Без четверти одиннадцать. Можно кончать.
Печально вздохнув, я ухожу со сцены под жидкие аплодисменты.
Сходство со «Случаем в провинции» просто поразительное. Те же бурные овации в начале и жидкие аплодисменты в конце. Те же дурацкие выкрики с мест. Та же зависть к циркачам, которых публика принимает с полной душевной отдачей. Впрочем, новелла кончается более или менее оптимистично.
Я утешаюсь тем, что это не мои читатели. Я утешаюсь тем, что это зрители, которые с одинаковым рвением явились бы на вечер любого комика и жонглера.
Однако для такого оптимизма у него, по правде говоря, немного оснований. С читателями более утонченного вкуса никакого контакта у него тоже не получилось.
Редакция толстого журнала «Современник».
Я дал в этот журнал пять самых лучших маленьких рассказов. И вот пришел за ответом.

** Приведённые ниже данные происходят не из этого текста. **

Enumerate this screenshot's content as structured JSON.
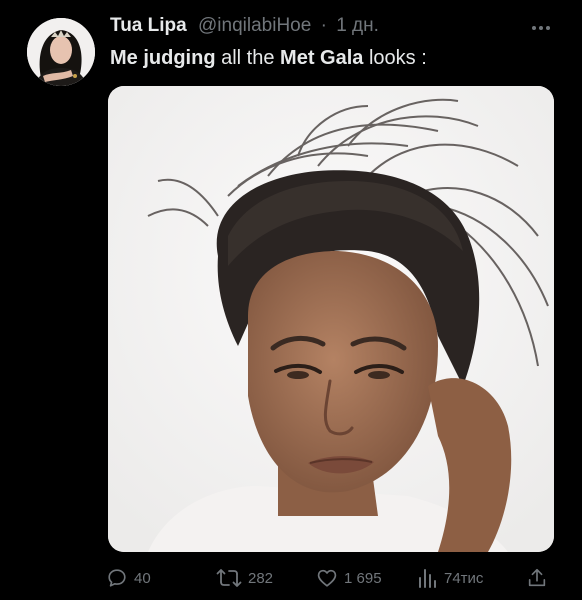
{
  "author": {
    "display_name": "Tua Lipa",
    "handle": "@inqilabiHoe",
    "separator": "·",
    "time": "1 дн."
  },
  "tweet": {
    "text_parts": [
      "Me judging",
      " all the ",
      "Met Gala",
      " looks :"
    ]
  },
  "actions": {
    "reply_count": "40",
    "retweet_count": "282",
    "like_count": "1 695",
    "views_count": "74тис"
  },
  "icons": {
    "more": "more-dots-icon",
    "reply": "reply-icon",
    "retweet": "retweet-icon",
    "like": "heart-icon",
    "views": "views-chart-icon",
    "share": "share-icon"
  },
  "colors": {
    "background": "#000000",
    "text_primary": "#e7e9ea",
    "text_secondary": "#71767b"
  }
}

Передо мной один из редакторов — поэт М. Кузмин. Он изысканно вежлив. Даже сверх меры. Но по его лицу я вижу, что он намерен мне сообщить нечто неприятное.
Он мнется. Я выручаю его.
— Вероятно, мои рассказы не совсем в плане журнала? — говорю я. Он говорит:
— Понимаете, у нас толстый журнал... А ваши рассказы... Нет, они очень смешны, забавны... Но они написаны... Ведь это...
— Чепуха? — вы хотите сказать, — спрашиваю я. И в моем мозгу загорается надпись под гимназическим сочинением — «Чепуха».
Кузмин разводит руками.
— Боже сохрани. Я вовсе не хочу этого сказать. Напротив. Ваши рассказы очень талантливы... Но согласитесь сами — это немножко шарж.
— Это не шарж, — говорю я.
— Ну, взять хотя бы язык...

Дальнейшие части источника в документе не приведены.